What the money is telling us

The ETF flow data from 7 April is instructive. Bitcoin ETFs saw approximately $159 million in net outflows, Ethereum ETFs lost around $64.67 million, and XRP ETFs attracted $3.30 million in inflows. Institutional investors are clearly not adding aggressively to Bitcoin or Ethereum right now — but they are selectively buying XRP, which is consistent with Friday’s price performance.

Things worth watching

  • US CPI data (10–11 April): The most important number of the week. Inflation coming in lower than expected would be good for risk assets including crypto; a hotter reading would likely weigh on them. This is the next real test of whether Friday’s rally has legs.
  • Bitcoin at $73,868: The resistance level that matters most.

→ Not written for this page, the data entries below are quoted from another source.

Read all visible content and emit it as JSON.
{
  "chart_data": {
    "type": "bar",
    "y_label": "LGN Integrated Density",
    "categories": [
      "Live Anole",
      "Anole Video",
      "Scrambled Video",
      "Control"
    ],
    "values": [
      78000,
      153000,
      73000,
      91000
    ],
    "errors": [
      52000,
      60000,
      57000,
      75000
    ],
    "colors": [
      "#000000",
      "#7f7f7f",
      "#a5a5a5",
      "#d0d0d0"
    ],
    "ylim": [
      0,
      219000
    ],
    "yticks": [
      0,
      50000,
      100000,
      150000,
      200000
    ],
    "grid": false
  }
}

A confirmed daily close above it points toward $75,000–$76,000. A failure there may mean a retest of $68,900–$70,000.
  • XRP at $1.40: A sustained close above this level would confirm Friday’s move as a genuine breakout rather than a one-day reaction to the ceasefire news.
  • Solana’s $78 support: If SOL closes below $78, the next support zone is $70–$72. Worth watching if you hold Solana.
  • UK FCA crypto regulation: The FCA opens its pre-application support window in July 2026, with full authorisation from September. Policy statements due this summer will define what the UK crypto compliance framework actually looks like in practice.

This is an automated daily market briefing for informational purposes only. Prices are sourced at the time of research and may have changed. Nothing here is financial advice. Crypto markets are highly volatile — always do your own research before making any financial decision. Several data sources including CoinGecko, Fear & Greed Index API, Coinglass, CryptoQuant, Glassnode, and Santiment were unavailable at research time; where used, figures are drawn from third-party web trackers and published reports.